Joe was breathing hard. He could hear it, and also something else, thin and shrill and far away. He seemed to listen to it for a long time before he recognised it for a voice, a woman’s voice. He looked and saw two men holding her and she writhing and struggling, her hair shaken forward, her white face wrung and ugly beneath the splotches of savage paint, her mouth a small jagged hole filled with shrieking. “Calling me a harlot!” she screamed, wrenching at the men who held her. “That old son of a bitch! Let go! Let go!” Then her voice stopped making words again and just screamed; she writhed and threshed, trying to bite the hands of the men who struggled with her.
Still carrying the shattered chair Joe walked toward her. About the walls, huddling, clotted, the others watched him the girls in stiff offcolors and mail-order stockings and heels; the men, young men in illcut and boardlike garments also from the mail-order, with hard, ruined hands and eyes already revealing a heritage of patient brooding upon endless furrows and the slow buttocks of mules. Joe began to run, brandishing the chair. “Let her go!” he said. At once she ceased struggling and turned on him the fury, the shrieking, as if she had just seen him, realised that he was also there.

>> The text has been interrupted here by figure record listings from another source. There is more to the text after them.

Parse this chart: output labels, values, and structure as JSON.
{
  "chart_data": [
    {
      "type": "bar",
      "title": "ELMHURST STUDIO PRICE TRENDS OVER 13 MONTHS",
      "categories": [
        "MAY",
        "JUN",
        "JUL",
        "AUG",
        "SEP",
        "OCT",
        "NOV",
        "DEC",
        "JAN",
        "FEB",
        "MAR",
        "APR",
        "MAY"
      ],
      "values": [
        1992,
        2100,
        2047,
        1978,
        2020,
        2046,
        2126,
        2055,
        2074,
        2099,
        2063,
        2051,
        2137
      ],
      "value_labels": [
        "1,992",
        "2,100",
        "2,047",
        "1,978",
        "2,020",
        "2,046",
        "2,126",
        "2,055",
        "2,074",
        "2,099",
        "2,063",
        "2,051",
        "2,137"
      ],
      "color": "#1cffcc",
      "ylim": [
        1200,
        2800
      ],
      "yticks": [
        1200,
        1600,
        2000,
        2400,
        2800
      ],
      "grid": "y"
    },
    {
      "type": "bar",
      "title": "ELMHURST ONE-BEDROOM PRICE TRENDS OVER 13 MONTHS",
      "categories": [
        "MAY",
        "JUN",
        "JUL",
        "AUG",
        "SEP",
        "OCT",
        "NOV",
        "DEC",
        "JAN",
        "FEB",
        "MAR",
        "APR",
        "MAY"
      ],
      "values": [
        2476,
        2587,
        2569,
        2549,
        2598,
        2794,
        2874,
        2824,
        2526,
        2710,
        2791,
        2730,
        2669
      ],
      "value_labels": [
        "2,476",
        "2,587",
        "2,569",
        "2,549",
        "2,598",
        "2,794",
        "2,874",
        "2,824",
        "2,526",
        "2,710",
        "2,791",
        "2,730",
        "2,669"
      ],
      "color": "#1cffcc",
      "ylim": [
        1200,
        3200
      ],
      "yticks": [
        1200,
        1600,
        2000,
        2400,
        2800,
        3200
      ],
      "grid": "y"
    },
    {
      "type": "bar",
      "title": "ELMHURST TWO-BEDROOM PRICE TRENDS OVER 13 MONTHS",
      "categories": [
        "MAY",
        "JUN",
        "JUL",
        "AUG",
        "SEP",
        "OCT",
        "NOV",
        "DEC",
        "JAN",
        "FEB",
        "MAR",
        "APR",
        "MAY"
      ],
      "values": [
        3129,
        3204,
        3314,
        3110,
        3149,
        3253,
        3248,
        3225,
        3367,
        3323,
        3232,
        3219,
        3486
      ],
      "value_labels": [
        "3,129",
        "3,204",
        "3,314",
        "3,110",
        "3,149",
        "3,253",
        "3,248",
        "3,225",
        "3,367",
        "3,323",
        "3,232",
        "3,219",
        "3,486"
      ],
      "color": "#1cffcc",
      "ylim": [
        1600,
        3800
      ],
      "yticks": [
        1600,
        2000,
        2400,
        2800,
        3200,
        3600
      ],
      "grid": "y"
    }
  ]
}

“And you! You brought me here. Goddamn bastard clodhopper. Bastard you! Son of a bitch you and him too. Putting him at me that never ever saw—” Joe did not appear to be running at anyone in particular, and his face was quite calm beneath the uplifted chair. The others fell back from about the woman, freeing her, though she continued to wrench her arms as if she did not yet realise it.

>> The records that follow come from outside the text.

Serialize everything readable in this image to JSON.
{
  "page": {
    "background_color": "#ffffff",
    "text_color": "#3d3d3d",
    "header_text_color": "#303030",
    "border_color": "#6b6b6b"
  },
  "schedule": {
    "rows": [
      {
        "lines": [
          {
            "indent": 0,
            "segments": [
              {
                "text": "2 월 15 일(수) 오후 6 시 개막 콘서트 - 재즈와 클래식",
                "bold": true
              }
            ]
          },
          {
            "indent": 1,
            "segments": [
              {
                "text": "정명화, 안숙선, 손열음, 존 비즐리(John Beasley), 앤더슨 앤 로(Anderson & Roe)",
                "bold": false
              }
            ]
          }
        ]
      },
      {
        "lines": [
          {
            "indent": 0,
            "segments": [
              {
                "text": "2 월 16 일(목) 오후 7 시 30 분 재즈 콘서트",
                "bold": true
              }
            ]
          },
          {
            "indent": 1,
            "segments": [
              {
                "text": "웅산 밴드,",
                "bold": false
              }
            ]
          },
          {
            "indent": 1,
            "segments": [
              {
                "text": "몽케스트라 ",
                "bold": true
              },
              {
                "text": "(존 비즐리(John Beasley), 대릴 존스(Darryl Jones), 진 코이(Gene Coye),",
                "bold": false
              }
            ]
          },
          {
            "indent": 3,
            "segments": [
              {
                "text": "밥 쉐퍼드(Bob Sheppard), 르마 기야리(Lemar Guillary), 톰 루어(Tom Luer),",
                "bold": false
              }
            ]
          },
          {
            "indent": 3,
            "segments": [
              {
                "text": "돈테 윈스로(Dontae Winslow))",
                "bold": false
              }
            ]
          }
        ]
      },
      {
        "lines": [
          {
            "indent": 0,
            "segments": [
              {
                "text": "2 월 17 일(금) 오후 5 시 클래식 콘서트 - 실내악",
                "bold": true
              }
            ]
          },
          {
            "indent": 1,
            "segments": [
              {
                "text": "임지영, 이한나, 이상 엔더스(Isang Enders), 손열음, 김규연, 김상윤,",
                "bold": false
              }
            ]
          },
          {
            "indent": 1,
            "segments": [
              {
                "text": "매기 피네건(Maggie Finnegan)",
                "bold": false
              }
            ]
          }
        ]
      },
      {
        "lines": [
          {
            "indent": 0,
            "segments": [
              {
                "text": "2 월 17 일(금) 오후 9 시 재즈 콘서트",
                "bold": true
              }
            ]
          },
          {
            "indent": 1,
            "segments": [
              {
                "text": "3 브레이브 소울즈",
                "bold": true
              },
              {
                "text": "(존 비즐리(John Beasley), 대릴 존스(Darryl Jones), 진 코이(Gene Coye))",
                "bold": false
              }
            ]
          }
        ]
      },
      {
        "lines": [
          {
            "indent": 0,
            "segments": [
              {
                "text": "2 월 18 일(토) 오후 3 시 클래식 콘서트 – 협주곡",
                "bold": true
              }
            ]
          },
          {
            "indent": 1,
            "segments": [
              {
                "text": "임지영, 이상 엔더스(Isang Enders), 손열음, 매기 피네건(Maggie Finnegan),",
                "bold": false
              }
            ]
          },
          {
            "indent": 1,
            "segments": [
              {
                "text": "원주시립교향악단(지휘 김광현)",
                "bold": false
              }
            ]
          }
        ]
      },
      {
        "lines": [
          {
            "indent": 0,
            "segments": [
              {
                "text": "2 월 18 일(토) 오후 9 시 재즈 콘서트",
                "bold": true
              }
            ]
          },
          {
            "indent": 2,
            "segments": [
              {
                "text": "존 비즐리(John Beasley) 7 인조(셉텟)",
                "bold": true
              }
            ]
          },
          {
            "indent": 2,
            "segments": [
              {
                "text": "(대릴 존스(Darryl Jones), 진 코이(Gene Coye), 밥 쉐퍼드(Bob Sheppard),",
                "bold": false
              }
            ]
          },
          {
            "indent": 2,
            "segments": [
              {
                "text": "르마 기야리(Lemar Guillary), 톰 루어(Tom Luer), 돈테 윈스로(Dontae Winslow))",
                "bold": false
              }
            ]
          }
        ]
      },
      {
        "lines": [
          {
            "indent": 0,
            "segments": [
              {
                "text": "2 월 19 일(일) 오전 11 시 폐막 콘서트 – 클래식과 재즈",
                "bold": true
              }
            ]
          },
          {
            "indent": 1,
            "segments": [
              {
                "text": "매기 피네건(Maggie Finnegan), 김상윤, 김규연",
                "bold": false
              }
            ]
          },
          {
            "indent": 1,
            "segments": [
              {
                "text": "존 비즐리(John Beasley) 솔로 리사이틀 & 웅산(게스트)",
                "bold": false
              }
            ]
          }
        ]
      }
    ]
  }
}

“Get out of here!” Joe shouted. He whirled, swinging the chair; yet his face was still quite calm. “Back!” he said, though no one had moved toward him at all. They were all as still and as silent as the man on the floor. He swung the chair, backing now toward the door. “Stand back! I said I would kill him some day! I told him so!” He swung the chair about him, calmfaced, backing toward the door. “Don’t a one of you move, now,” he said, looking steadily and ceaselessly at faces that might have been masks. Then he flung the chair down and whirled and sprang out the door, into soft, dappled moonlight. He overtook the waitress as she was getting into the car in which they had come. He was panting, yet his voice was calm too: a sleeping face merely breathing hard enough to make sounds. “Get on back to town,” he said. “I’ll be there soon as I ...” Apparently he was not aware of what he was saying nor of what was happening; when the woman turned suddenly in the door of the car and began to beat him in the face he did not move, his voice did not change: “Yes. That’s right. I’ll be there soon as I—” Then he turned and ran, while she was still striking at him.
I He could not have, known where McEachern had left the horse, nor for certain if it was even there. Yet he ran straight to it, with something of his adopted father’s complete faith in an infallibility in events. He got onto it and swung it back toward the road. The car had already turned into the road. He saw the taillight diminish and disappear.